Bellim se tourna pour voir mon expression interrogative, et son sourire enfantin aux dents affilées illumina de nouveau son visage quand il expliqua :
— « Irsa, notre Irsa, est sortie du Jardin il y a deux-cents ans, pensant que ses connaissances bréjiques l’empêcheraient d’oublier cet endroit. Pourtant, durant des décennies, il semble bien qu’elle nous avait réellement oubliés. Mais elle a fini par se souvenir. Quand elle est revenue, elle avait des cheveux blancs et le visage tout ridé. Elle nous a raconté qu’elle avait fondé un clan, là-bas au-dehors. Le clan des Arunaeh. Alors… Irsa est ton arrière-arrière-arrière-arrière-grand-mère ou quelque chose comme ça. »
Ses paroles me frappèrent comme un coup de massue. Figé, je contemplai Bellim sans le voir. Que… que venait-il de me dire ? Irsa, la fondatrice de mon clan ? Irsa… Irshae…

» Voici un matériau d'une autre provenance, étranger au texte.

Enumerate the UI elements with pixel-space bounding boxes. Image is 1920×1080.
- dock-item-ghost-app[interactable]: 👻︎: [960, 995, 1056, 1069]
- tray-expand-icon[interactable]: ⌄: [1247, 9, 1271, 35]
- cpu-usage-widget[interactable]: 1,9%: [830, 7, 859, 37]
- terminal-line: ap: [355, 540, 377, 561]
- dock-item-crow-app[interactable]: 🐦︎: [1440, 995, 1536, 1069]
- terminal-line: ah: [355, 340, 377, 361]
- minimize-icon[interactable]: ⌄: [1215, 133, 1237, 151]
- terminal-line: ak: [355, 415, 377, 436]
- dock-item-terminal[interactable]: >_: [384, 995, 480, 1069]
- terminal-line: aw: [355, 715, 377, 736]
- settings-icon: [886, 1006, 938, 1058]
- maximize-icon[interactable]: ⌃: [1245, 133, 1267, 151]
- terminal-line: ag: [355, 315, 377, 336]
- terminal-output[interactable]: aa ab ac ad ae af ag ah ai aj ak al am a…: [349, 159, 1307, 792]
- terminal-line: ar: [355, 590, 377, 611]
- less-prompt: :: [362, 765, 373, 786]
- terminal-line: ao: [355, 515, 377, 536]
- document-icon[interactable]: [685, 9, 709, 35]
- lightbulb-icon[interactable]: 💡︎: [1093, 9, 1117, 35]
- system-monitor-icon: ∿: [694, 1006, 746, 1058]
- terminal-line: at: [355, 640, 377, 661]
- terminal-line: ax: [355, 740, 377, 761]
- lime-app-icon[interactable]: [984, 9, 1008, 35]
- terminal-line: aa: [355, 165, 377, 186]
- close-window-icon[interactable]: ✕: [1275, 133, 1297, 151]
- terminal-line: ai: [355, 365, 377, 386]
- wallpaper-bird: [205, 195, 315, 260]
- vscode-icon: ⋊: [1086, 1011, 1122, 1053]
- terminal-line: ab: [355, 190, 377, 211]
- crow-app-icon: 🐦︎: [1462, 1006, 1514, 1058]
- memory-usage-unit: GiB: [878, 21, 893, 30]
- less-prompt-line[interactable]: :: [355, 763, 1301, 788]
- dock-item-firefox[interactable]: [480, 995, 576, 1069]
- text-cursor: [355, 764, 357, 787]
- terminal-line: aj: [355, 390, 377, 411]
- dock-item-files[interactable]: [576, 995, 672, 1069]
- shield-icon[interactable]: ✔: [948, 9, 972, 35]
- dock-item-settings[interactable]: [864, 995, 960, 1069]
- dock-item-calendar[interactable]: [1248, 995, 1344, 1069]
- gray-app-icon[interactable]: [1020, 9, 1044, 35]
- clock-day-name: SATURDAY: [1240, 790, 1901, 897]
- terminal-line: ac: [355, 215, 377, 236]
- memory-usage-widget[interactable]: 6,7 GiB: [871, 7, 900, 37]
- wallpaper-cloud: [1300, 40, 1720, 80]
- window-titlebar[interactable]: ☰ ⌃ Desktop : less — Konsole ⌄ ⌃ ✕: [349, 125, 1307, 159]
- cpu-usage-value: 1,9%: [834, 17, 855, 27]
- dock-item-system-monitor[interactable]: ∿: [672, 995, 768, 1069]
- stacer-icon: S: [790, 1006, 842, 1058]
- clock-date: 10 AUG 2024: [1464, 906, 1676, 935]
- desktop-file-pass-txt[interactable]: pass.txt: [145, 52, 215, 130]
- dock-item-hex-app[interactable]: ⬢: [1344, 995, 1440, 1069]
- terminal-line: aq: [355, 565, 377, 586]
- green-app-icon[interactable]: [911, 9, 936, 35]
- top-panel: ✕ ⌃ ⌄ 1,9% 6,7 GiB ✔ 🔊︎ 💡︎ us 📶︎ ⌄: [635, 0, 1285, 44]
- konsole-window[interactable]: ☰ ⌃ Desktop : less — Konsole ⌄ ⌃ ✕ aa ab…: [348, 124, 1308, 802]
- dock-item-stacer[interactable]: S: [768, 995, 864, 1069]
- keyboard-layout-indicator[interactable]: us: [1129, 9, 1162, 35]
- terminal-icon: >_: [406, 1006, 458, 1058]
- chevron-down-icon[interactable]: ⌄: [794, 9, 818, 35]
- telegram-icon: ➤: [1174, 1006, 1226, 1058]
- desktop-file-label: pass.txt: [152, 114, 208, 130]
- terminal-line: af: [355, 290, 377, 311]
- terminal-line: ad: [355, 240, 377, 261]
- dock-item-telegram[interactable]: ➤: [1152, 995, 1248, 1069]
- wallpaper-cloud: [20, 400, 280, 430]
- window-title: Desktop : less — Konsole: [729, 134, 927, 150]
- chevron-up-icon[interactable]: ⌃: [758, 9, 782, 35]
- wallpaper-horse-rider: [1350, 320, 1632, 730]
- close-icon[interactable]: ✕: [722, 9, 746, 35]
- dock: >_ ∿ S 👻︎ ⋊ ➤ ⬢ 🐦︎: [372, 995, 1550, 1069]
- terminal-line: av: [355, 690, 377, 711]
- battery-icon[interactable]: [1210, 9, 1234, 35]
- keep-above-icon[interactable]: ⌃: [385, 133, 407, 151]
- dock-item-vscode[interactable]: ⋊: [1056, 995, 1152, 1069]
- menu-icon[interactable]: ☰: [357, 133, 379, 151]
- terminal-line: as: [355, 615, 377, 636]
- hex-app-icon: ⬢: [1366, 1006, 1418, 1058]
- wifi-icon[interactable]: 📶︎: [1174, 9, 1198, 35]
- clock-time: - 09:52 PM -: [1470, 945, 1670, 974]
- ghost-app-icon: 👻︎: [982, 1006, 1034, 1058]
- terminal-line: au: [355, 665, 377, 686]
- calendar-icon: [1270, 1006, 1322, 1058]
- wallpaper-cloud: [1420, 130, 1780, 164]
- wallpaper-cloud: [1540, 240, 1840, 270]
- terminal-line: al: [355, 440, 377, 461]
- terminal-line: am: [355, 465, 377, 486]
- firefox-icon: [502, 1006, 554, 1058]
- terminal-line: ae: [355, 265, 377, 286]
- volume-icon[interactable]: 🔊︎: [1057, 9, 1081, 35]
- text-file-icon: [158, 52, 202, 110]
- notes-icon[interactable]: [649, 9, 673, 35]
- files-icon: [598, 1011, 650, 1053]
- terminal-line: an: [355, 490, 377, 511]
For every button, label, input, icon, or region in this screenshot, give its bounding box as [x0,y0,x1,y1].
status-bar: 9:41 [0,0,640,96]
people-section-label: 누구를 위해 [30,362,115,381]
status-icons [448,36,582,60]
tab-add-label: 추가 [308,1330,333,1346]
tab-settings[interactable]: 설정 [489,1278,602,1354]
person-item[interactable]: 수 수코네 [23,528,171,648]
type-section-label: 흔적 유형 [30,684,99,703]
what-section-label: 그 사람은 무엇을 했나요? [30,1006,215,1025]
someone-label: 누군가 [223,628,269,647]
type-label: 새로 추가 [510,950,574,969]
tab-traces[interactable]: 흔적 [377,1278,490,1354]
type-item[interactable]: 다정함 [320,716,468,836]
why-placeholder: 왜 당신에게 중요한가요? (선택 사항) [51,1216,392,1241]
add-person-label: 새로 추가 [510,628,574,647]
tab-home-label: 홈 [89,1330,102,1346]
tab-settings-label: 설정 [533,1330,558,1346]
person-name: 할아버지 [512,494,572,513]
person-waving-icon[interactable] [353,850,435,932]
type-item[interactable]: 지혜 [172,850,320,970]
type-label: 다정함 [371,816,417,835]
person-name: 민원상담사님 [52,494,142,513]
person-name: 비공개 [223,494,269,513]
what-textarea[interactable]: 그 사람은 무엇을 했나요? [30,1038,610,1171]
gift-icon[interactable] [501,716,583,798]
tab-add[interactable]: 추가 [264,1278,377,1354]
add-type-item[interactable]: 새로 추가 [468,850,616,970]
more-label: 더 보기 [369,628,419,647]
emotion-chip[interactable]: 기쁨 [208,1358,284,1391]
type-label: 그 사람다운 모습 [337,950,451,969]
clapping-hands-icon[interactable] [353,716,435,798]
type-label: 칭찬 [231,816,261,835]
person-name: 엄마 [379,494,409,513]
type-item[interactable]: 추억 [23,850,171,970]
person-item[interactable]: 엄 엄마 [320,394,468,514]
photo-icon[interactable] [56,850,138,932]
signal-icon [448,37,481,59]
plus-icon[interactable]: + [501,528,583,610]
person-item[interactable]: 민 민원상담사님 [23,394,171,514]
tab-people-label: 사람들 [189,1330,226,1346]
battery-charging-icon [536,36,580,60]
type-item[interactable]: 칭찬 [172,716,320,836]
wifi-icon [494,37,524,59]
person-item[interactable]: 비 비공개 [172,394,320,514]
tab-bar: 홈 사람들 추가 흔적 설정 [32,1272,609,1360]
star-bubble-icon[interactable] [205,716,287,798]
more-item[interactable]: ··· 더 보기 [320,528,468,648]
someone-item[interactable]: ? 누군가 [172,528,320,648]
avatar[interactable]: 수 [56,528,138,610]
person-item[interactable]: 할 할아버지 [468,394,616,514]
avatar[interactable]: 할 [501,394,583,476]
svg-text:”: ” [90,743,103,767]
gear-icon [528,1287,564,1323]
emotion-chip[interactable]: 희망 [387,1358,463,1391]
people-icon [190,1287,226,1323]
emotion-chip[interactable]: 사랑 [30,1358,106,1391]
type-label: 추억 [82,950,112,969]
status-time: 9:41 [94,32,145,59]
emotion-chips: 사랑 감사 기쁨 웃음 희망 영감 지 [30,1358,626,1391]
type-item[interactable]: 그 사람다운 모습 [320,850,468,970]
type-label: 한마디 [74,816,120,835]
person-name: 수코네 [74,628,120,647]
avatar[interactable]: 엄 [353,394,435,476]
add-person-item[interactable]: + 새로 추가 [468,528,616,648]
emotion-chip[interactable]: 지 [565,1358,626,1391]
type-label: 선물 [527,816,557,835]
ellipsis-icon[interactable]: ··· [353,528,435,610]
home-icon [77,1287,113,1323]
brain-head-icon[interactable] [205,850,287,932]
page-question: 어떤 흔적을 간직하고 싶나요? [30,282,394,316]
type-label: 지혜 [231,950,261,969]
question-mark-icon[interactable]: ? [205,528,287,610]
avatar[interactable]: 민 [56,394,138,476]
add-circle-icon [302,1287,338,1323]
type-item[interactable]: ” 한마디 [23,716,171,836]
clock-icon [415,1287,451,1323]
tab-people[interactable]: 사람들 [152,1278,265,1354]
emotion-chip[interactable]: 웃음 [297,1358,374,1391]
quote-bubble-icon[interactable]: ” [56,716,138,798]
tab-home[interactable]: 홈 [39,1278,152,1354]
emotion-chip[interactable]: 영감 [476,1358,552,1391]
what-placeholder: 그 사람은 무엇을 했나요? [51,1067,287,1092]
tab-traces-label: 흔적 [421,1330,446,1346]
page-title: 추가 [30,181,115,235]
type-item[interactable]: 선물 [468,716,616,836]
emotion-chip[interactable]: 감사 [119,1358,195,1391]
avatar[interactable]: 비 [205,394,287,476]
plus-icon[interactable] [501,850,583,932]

Tchag est la fondatrice du clan Arunaeh ??
Bellim laissa échapper un petit rire.
— « Tes compagnons aussi ont été plus que surpris. Allez, accélérons, sinon nous n’arriverons pas avant le prochain Cycle du Sommeil. En avant ! »
Silencieux comme l’air, le jeune millénaire s’éloigna en lévitant vers la citadelle blanche.